The photo above is of a Feather Duster Worm.  When threatened, they retreat into the hard tube which they construct. 

Apparently there are plenty of nudibranches in the Caribbean, but I've seen far more in the Pacific.  On the left is a nudibranch, about twice life size, called Elysia crispata, which is extraordinarily variable in color and appearance.   The frills are used to house photosynthesizing cells which it extracts from the algae it eats.


 

 
 
 
 
 
 
 
 
 
 
 
 
 
 
 
 
 
 

Anemones, looking just like anemones in the Pacific. 

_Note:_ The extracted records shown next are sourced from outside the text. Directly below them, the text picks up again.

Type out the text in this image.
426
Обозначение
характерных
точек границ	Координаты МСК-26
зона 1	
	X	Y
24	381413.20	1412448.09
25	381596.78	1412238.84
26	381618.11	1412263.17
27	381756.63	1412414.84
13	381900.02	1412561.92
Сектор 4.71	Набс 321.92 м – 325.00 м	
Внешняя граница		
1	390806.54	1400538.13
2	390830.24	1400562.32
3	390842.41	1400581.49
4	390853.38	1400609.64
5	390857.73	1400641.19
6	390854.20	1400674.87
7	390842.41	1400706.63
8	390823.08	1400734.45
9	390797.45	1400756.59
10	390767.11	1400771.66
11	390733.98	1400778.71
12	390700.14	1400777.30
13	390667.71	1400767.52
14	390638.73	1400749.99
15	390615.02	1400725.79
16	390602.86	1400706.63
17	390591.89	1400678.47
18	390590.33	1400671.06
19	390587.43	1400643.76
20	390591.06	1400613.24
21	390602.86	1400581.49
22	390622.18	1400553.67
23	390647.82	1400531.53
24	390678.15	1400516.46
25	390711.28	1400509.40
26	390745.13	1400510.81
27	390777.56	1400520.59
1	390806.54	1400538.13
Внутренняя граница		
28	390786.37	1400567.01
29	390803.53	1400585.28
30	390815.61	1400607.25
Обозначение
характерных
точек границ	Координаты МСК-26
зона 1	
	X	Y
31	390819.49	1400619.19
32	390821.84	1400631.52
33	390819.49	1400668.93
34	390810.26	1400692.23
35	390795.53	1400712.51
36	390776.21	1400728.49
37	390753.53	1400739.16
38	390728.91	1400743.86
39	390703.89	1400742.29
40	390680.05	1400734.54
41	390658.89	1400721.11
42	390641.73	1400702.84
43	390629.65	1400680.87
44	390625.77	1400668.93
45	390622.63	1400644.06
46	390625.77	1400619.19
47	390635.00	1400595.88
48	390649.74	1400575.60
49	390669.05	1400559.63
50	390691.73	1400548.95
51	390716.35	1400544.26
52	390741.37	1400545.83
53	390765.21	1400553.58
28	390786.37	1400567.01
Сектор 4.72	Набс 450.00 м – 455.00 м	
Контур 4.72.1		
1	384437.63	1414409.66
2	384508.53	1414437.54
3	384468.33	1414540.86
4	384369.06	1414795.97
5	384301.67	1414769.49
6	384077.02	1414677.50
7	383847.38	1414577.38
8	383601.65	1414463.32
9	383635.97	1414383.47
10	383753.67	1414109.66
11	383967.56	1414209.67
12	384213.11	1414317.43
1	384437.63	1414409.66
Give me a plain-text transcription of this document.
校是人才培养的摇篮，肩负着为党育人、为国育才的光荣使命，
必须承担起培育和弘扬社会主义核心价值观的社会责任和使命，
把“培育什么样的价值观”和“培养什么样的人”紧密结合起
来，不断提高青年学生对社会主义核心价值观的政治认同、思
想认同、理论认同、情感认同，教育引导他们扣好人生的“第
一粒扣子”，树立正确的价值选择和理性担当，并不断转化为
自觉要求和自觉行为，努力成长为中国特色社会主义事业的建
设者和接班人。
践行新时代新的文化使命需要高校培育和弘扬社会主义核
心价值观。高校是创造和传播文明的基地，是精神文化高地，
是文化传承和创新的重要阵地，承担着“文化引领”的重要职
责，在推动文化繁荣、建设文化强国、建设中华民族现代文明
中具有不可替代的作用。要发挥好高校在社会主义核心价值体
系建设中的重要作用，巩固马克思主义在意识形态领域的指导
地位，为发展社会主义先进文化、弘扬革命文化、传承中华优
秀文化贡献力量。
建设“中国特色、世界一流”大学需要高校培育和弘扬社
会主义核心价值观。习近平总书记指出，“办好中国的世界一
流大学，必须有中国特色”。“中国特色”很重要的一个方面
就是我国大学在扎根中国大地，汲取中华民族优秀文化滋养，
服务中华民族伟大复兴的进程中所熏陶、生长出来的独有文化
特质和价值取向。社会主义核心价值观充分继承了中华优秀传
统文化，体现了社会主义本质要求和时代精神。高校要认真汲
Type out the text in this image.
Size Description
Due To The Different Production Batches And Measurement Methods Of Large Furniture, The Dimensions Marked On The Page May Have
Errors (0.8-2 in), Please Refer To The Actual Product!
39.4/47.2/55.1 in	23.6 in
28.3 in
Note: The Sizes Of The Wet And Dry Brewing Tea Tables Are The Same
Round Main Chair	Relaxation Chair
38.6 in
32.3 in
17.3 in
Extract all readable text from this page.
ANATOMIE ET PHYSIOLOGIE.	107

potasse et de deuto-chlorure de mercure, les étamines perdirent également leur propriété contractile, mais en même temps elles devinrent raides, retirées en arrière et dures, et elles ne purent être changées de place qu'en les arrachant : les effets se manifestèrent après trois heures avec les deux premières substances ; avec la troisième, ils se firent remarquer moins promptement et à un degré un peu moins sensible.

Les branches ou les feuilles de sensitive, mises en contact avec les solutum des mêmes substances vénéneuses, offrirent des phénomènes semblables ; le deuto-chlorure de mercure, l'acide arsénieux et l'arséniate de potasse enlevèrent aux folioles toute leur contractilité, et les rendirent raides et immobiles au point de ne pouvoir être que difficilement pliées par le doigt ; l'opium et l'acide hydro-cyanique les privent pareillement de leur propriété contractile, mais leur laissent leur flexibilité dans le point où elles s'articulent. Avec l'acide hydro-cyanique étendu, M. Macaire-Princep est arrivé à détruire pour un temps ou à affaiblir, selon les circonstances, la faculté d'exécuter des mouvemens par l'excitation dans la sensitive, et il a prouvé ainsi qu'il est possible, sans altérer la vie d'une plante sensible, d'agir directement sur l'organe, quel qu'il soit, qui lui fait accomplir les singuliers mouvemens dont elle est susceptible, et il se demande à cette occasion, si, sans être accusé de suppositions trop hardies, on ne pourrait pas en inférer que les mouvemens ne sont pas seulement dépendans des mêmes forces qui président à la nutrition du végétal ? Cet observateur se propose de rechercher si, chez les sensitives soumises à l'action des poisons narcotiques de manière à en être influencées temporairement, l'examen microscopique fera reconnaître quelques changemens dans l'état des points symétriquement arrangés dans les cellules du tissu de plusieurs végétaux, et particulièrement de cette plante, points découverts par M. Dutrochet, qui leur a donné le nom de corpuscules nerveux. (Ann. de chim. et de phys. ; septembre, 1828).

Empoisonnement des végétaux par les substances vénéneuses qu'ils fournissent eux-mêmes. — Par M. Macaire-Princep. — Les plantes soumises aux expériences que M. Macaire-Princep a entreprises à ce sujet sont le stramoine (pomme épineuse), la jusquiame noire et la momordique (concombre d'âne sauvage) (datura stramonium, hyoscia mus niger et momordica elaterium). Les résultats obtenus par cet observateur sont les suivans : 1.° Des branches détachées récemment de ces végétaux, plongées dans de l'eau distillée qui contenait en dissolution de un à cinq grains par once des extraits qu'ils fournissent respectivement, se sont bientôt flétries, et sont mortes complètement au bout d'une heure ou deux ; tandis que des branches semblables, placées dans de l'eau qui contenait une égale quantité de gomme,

But if this were the Pacific, there would also be a clown fish or anemonefish - but there aren't any of these fish in the Carribean.

anemone
anemone

Close-up of some brain coral. 
 
 
 

The biggest regret from my trip to Belize is that I didn't do a night-time snorkelling trip.  Coral polyps only feed at night, so that's the only time to see them.  Night trips were being offered, but like all the other trips there was a minimum of two people.  It never occurred to me that I could pay double the normal single price, and do the trip.  It would have been worth it.